Some of the best he’s seen among the big brands: a 75-inch Samsung for $580, a 70-inch LG for $550, and a 32-inch Toshiba for $80, which comes with a third-generation Amazon Echo Dot. Separately, he saw a 40-inch Hisense sell for $100, a price level not seen for any 40-inch TV maker since 2018, Ramhold said.

That said, there are plenty of other sets that sell for more than $1,000, depending on make and model, he added.

Woroch recommends comparison shopping using sites like DealNews and or the PriceBlink web browser plug-in.
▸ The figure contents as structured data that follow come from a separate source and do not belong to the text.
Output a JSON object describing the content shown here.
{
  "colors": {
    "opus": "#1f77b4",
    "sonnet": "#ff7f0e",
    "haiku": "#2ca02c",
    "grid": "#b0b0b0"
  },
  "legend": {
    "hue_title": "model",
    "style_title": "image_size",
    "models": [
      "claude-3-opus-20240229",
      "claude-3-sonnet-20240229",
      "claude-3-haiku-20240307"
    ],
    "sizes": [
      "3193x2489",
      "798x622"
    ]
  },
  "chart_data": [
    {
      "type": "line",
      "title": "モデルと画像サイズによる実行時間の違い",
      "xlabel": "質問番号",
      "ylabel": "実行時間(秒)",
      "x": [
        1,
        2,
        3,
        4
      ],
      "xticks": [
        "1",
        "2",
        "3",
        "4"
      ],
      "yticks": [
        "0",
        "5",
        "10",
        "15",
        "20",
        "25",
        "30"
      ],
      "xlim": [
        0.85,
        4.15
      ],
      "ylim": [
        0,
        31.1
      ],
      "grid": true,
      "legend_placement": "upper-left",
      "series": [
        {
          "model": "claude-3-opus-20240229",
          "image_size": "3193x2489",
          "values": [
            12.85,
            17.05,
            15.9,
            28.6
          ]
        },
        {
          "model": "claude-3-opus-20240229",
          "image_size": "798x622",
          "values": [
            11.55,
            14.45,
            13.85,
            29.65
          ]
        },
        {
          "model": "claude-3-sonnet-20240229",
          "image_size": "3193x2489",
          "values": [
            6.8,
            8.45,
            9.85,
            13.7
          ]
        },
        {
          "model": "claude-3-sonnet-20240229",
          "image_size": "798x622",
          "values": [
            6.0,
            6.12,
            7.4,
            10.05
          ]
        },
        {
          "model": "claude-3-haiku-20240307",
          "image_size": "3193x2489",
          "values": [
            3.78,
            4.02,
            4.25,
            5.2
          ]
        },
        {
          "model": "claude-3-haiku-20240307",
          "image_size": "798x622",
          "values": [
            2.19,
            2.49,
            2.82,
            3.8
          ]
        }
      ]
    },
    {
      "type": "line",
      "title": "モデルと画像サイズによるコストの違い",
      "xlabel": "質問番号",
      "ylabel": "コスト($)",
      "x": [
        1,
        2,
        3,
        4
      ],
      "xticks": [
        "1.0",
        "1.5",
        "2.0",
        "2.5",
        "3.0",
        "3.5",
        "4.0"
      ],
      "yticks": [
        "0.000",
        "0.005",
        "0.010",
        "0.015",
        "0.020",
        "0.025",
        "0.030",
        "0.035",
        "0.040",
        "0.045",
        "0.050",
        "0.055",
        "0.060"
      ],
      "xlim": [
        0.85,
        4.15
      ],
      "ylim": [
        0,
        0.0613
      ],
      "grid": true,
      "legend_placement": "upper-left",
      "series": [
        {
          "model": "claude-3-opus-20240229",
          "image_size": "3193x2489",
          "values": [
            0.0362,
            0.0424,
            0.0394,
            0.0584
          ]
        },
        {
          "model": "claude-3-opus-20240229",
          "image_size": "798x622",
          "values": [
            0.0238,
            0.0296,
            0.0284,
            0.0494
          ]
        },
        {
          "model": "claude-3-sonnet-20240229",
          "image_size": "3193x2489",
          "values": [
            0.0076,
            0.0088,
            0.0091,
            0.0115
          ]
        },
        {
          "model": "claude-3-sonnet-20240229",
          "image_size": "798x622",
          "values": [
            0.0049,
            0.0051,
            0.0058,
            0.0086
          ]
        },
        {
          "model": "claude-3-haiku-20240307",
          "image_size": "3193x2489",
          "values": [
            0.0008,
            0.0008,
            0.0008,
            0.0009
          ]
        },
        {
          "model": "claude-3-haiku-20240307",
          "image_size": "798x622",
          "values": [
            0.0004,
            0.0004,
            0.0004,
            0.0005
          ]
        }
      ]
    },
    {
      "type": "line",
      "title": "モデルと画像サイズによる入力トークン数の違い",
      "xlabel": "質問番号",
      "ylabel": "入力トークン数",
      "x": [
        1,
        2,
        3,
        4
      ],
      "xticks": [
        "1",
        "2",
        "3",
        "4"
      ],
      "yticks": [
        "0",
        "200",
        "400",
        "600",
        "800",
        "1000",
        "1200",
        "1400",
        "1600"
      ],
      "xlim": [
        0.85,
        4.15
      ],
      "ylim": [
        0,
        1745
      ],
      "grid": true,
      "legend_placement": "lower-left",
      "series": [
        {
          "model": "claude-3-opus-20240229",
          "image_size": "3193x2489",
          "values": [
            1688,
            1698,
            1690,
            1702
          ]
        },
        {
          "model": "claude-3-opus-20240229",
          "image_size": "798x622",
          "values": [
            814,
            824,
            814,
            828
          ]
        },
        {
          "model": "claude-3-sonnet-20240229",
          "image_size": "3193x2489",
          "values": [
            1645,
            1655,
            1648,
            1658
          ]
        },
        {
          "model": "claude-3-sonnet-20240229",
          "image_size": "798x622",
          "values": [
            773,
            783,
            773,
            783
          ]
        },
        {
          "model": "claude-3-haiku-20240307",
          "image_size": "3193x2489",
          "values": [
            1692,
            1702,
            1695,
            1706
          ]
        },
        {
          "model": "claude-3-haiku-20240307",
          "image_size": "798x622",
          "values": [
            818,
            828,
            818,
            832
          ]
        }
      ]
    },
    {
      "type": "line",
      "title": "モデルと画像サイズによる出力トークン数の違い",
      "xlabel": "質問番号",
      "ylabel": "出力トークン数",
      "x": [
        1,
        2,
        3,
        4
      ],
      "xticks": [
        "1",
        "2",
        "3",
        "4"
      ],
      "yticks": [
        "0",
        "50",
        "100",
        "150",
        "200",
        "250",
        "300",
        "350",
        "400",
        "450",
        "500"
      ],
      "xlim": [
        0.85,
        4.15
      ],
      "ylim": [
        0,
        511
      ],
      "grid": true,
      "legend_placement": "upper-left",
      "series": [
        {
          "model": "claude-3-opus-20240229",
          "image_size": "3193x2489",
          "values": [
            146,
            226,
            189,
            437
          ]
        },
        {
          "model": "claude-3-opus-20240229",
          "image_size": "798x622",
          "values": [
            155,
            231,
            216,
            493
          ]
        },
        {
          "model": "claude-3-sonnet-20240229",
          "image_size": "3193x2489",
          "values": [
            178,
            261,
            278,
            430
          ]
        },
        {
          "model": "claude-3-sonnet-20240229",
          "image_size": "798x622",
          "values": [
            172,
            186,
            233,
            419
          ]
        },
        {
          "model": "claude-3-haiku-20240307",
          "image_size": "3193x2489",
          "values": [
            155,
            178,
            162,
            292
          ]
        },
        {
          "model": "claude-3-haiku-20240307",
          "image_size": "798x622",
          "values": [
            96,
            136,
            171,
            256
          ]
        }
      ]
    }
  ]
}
Consumers can also look for coupon codes or cash back on sites like CouponCabin, he said she.

One thing to watch out for, experts said: Retailers sometimes sell a special one-day Black Friday TV model to offer a closed-door sale, but that special model often has missing components or features compared to the its traditional cousin. Consumers should check the model number, read reviews and, if buying in person, ask questions of a store clerk, Woroch said.

Consumers should probably skip the deals from “no-name” brands on Black Friday and Cyber ​​Monday, Ramhold said.

“If it just doesn’t ring a bell for you or it’s ridiculously cheap — like a 75-inch set for $300 — I’d be wary of buying them,” Ramhold said. “Because you still get what you pay for.

“The last thing you want to do is take home an unnamed set and go shopping again next Black Friday,” she said.